Борясь с эффектом, производимым пением Лоретт на его нервную систему, Эллери старался наблюдать за тем, что происходит с публикой. Его отец склонился вперед, полузакрыв глаза, с улыбкой на стариковских губах, в которой ощущались радостные и горестные воспоминания. Другие лица, которые Эллери сумел различить в почти полной темноте, также вызывали чувство смущения — маски приличия и самоконтроля были с них сорваны; они демонстрировали собой целую гамму эмоций в полной наготе. Зрелище было не из приятных — оно отталкивало и притягивало одновременно. Господи, думал Эллери, эта девушка станет деструктивной социальной силой, она превратит людей в одиноких волков, уничтожит жажду общения среди молодежи и заменит марихуану и ЛСД в колледжских спальнях. Ее пластинки будут продаваться десятками миллионов. Конечно, она не может осознавать потенциальной опасности своего дара, но против нее следует принять закон.

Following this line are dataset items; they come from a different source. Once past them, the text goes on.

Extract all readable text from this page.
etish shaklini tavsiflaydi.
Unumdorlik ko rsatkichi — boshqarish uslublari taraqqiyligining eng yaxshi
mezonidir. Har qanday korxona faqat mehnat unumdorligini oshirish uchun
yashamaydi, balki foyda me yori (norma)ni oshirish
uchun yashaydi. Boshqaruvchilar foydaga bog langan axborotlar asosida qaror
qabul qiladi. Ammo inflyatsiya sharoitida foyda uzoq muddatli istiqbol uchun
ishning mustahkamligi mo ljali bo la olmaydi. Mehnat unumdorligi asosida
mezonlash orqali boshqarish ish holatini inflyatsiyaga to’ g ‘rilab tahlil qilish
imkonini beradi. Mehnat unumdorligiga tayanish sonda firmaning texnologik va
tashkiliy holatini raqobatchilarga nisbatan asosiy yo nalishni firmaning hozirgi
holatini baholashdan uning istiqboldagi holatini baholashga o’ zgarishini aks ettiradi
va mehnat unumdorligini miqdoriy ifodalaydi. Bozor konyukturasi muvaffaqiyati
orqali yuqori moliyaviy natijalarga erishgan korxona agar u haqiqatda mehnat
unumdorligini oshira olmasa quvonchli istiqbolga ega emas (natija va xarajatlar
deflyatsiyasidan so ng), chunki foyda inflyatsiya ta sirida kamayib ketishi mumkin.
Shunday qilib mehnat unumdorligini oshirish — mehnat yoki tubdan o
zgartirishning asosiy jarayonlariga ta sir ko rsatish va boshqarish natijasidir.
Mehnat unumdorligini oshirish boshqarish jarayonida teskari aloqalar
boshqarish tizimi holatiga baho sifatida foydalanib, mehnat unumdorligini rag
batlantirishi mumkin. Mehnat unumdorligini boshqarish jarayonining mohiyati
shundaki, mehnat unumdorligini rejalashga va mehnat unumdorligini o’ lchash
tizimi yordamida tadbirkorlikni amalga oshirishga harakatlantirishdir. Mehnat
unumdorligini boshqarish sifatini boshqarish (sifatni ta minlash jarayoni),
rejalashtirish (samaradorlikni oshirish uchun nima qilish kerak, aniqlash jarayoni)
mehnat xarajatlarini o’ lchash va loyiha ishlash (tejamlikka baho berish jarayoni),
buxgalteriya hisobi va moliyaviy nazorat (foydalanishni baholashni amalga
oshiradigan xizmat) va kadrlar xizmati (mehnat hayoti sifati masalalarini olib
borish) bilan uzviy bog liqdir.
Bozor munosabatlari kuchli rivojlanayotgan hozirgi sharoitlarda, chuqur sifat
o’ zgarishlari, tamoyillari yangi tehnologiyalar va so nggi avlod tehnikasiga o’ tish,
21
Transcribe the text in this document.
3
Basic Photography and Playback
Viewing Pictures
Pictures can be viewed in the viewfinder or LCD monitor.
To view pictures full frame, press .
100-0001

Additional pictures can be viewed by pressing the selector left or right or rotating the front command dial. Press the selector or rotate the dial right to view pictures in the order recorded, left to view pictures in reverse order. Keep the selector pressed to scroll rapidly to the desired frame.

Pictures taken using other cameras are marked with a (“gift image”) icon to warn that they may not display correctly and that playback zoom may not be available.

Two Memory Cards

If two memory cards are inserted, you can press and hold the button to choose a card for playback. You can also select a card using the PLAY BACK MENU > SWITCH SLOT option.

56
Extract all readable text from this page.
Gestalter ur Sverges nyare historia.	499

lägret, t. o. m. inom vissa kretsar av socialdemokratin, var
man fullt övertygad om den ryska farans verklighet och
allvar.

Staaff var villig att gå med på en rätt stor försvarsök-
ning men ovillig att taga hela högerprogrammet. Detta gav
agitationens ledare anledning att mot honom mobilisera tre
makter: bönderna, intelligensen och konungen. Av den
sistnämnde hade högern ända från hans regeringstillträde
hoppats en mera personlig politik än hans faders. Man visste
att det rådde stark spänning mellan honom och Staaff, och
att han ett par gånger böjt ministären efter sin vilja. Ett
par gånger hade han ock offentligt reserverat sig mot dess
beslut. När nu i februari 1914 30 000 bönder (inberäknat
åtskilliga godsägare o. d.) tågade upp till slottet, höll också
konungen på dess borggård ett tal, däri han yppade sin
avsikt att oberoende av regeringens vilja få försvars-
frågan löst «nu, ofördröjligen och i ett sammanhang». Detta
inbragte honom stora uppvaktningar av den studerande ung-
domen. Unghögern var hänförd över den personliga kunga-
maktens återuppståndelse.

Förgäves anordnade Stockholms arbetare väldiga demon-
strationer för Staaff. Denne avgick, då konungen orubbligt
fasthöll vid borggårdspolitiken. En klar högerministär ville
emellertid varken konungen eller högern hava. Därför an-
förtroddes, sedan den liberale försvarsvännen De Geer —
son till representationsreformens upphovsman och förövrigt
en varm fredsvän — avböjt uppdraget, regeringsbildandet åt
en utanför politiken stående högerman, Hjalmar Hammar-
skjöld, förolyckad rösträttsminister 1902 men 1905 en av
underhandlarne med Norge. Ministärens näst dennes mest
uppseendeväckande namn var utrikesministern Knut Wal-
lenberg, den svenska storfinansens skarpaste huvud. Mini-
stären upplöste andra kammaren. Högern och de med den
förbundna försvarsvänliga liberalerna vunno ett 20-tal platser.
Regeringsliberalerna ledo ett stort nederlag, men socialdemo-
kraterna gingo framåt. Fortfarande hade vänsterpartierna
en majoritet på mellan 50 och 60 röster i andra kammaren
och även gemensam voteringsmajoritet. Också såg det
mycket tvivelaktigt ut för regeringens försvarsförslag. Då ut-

За первой песней последовал ряд других: «Любовь, любовь», «Ты мое несчастье», «Больше луна не взойдет», «Возьми меня» и «Я хочу умереть».
Руки Лоретт вновь опустились на колени. Казалось, она не слышит рева и грохота аплодисментов, сотрясающих театр. Лоретт сидела, даже не оборачиваясь, опустив взгляд и погрузившись в эхо своего пения. Эллери не сомневался, что таковы были инструкции Оррина Стайна, но он не думал, чтобы девушка реагировала иначе, даже если бы Стайн не дал ей никаких указаний.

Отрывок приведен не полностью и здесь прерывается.